Dr. Nolan went on to their next advance in this technology, something called Multiplexed Ion Beam Imaging (MIBI) that is a quantitative alternative to IHC, and it was recently published in Nature Medicine. With this method you can do high-dimensional immunohistochemistry (i.e. in-situ FFPE tissue sections); the paper used 10 different labels simultaneously with a five-log dynamic range, and he mentioned the ability to look at epigenetics (presumably with methyl-specific antibodies). He showed a movie where 3D reconstructions are feasible, and a resolution from 10nm – 1 um. They expect to have in instrument built within six months.

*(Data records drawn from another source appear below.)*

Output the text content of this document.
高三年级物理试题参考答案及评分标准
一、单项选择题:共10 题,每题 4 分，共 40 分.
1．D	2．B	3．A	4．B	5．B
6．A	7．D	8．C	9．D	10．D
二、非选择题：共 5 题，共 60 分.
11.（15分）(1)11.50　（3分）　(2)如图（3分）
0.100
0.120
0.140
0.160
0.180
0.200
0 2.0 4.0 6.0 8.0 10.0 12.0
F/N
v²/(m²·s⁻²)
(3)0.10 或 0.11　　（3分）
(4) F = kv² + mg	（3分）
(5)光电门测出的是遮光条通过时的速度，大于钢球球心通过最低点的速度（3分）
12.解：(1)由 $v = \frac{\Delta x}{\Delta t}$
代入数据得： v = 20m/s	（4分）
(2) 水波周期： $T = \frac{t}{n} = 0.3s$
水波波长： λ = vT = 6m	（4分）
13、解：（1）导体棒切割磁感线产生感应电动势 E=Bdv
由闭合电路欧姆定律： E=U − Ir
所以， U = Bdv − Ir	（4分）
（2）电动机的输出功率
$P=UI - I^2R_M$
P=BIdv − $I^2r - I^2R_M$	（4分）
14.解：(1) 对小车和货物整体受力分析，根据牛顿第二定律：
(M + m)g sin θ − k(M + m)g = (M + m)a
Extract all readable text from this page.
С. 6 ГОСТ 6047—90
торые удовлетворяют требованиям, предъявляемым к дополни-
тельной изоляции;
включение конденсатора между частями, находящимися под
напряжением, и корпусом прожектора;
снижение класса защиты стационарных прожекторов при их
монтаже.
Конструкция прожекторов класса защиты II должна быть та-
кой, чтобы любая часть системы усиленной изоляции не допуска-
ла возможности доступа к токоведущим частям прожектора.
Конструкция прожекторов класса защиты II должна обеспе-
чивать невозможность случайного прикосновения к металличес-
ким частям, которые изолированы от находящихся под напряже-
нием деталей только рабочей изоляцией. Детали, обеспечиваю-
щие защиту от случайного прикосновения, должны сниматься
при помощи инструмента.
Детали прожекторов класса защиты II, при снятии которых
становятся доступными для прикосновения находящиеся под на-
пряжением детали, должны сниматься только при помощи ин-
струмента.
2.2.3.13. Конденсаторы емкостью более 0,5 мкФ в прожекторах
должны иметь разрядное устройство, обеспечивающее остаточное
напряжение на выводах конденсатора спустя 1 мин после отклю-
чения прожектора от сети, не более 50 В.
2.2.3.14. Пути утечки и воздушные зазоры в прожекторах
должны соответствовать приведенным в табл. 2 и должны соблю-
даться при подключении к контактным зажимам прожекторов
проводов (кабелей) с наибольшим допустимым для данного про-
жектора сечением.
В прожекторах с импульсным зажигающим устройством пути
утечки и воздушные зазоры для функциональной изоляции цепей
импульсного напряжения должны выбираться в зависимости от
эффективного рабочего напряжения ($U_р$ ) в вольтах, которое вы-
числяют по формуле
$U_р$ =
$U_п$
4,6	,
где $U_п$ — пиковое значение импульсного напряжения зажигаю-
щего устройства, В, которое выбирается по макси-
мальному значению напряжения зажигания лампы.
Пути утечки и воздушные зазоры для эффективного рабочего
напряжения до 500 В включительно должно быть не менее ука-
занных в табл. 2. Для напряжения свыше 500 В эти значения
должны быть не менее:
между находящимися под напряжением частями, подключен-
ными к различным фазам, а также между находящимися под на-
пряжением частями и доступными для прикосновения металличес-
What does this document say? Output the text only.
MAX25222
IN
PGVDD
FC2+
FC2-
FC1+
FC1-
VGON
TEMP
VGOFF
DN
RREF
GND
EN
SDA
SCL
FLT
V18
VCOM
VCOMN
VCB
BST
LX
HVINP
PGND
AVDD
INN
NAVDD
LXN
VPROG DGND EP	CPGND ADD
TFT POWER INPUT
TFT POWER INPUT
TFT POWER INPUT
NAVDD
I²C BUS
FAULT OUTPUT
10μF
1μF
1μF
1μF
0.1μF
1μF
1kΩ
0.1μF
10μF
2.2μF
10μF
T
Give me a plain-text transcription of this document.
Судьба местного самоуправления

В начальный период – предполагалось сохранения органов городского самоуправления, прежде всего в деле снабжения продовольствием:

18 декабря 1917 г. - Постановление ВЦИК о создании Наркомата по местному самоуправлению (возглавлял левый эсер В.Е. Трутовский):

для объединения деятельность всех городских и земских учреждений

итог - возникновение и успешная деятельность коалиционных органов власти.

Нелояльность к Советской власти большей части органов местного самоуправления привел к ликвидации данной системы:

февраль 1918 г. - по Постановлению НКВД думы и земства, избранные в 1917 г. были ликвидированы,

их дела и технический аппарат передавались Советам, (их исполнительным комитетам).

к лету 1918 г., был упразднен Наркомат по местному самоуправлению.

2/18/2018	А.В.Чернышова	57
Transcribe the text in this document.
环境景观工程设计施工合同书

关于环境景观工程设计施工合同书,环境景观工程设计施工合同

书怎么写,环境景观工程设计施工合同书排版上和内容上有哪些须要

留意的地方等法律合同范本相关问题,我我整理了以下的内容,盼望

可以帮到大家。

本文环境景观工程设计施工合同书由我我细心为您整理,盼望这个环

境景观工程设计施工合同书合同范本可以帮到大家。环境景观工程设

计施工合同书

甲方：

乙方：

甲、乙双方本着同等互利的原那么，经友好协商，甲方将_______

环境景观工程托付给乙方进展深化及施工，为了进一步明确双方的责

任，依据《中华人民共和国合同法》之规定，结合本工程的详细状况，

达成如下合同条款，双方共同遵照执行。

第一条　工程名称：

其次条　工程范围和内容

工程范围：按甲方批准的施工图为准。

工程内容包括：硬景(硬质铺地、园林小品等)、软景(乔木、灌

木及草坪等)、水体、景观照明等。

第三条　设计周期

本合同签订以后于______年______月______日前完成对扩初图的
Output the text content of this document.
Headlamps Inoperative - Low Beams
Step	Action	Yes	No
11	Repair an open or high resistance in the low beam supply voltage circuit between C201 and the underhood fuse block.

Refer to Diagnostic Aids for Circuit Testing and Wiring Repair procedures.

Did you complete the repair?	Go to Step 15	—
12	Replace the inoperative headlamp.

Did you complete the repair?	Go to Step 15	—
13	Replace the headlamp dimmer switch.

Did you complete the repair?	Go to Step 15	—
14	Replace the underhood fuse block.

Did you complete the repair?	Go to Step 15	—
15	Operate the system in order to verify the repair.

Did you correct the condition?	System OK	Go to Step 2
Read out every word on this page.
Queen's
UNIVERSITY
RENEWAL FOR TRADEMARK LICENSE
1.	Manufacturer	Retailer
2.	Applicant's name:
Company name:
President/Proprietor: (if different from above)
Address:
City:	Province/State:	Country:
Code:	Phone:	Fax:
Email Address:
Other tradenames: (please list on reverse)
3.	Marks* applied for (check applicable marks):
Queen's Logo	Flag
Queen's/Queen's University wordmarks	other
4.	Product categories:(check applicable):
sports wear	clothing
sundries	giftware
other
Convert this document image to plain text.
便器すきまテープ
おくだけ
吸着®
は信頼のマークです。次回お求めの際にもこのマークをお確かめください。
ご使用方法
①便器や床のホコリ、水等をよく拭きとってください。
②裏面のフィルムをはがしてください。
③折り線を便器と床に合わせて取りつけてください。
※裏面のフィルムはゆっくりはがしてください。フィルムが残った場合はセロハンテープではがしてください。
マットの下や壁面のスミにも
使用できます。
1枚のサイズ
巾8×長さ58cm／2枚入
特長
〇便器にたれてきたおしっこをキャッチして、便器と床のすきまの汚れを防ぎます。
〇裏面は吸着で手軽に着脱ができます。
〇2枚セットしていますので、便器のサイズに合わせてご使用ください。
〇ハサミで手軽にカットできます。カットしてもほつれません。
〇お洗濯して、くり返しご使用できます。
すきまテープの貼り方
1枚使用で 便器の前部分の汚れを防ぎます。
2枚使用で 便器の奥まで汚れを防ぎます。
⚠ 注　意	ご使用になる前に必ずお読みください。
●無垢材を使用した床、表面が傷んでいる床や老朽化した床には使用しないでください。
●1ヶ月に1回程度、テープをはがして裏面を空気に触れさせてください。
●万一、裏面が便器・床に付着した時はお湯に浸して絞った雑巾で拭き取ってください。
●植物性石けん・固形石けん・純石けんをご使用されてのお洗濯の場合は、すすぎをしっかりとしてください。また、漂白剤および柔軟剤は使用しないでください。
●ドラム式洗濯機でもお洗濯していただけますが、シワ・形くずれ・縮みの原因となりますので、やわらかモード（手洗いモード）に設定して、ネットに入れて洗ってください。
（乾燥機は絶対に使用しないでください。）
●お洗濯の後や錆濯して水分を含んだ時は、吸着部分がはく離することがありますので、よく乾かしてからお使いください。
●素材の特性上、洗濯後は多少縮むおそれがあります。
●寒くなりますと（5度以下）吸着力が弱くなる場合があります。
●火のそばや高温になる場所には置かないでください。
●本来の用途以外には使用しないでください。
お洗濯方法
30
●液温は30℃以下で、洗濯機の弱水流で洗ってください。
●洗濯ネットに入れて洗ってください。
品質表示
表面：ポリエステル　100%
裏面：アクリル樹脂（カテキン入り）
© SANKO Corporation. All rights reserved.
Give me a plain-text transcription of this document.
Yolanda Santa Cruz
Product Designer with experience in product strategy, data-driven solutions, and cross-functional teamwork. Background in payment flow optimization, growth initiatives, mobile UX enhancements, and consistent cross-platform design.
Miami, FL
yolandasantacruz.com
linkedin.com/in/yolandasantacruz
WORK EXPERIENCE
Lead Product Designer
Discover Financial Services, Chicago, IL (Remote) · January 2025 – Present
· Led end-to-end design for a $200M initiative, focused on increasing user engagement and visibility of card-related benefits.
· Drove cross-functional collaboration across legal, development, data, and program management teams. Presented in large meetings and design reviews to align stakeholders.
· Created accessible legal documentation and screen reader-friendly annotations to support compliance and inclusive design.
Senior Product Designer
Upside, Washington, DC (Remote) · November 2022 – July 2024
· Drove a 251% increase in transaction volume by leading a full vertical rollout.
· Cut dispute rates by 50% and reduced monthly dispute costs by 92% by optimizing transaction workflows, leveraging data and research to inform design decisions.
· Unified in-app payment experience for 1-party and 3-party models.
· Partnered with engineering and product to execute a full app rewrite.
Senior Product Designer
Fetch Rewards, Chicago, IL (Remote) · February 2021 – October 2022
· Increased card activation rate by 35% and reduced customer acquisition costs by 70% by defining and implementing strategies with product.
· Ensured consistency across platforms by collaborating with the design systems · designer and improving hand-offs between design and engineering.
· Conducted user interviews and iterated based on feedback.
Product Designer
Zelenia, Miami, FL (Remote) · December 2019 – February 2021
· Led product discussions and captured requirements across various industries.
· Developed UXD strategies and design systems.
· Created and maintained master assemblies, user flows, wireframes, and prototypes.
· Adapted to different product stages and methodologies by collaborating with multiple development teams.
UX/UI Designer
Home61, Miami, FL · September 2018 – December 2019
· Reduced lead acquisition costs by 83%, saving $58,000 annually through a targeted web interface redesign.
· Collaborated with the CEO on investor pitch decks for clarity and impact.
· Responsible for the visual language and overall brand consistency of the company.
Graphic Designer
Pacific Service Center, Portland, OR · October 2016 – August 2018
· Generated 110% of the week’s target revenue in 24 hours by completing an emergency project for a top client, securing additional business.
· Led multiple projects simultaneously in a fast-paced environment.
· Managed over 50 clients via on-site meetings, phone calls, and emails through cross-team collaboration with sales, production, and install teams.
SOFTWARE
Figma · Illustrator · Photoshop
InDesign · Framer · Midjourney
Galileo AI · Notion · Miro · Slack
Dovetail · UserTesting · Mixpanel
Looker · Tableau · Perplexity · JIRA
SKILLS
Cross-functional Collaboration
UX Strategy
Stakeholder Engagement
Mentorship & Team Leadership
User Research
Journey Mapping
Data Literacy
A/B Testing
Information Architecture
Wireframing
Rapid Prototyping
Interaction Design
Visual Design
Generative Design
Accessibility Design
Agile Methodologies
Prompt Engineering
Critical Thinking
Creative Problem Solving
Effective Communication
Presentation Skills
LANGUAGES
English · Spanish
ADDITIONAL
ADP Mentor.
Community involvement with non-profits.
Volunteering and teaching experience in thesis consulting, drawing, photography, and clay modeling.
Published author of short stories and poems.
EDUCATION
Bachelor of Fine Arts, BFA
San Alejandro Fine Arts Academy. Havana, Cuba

During the question session, he said that mRNA can also be detected with antibodies down to a 5 copies / cell sensitivity. I’m going to have to do my homework on that one – sounds like an alternative to Advanced Cell Diagnostics, which I’ve written up before.
About fourteen years ago as a Product Manager at QIAGEN, I was very involved with recombinant protein expression, purification and labeled antibody detection. At that time QIAGEN’s agreement with Luminex™ was just getting started, Ciphergen’s SELDI-TOF® was getting a lot of attention, and it appeared that protein arrays were just starting to be commercialized. Now with a tool like this one it seems like the promise of proteomics can be fulfilled, but with the remarkable ability to look at single-cell resolution.
Only afterwards did I realize that DVS Sciences was acquired by Fluidigm only two months ago for some $207M. Alas, I need to expand my reading list to proteomics (again). So many journals, so little time.